De lá para cá, participei de diversas coletâneas de poesia, publiquei poemas a convite, em revistas, jornais, fanzines, etc. Como poeta, além dos amigos, tive muito apoio dos meus alunos do Instituto Federal de Roraima, aonde estive trabalhando de 2009 a 2013. Naquele ano me integrei à Máfia do Verso, coletivo de escritores formado por iniciativa do meu amigo Roberto Mibielli (que faz aniversário hoje...) e foi por esse coletivo que lancei, em 2013, o meu livro solo Amor para quem odeia. O livro com poemas que já tinham sido publicados no blog, foi indicado como obra de referência no Vestibular da Universidade Federal de Roraima e teve uma segunda edição em 2015.

Hoje, atuo como professora de História da Arte no Curso de Artes Visuais da UFRR, onde me interesso pelas temáticas feministas, de gênero e sexualidade.
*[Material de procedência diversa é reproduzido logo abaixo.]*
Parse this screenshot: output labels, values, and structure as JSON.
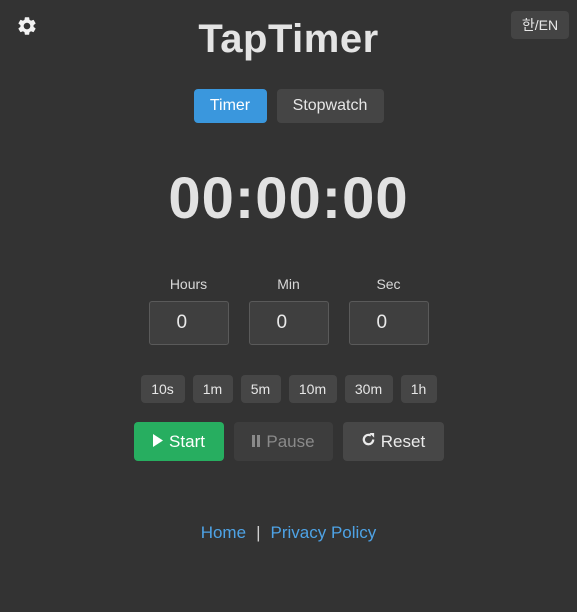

Como historiadora e fotógrafa, sou parceira da Associação de Travestis e Transexuais de Roraima, ATERR na luta por direitos humanos. No campo da literatura, além de manter o blog em funcionamento há dez anos, participo de atividades literárias como saraus e encontros de escritores e estou trabalhando lentamente num projeto de livro junto com meu atual companheiro, o tradutor Vitor de Araújo. Em outubro desse ano, devo participar como escritora selecionada do Festival Literário do SESC RR. 


Esse relato autobiográfico certamente possui imprecisões, destaca apenas o que é de meu interesse no momento e está sendo escrito por uma pressão: toda vez que alguma professora ou professor de literatura (aos quais agradeço imensamente) trabalha com seus alunos sobre os meus poemas ou meu livro, grupos de adolescentes me procuram nas redes sociais buscando por 'mais informações' da minha biografia. 
A eles, e a quem interessar possa, dedico essa página com todo o carinho possível.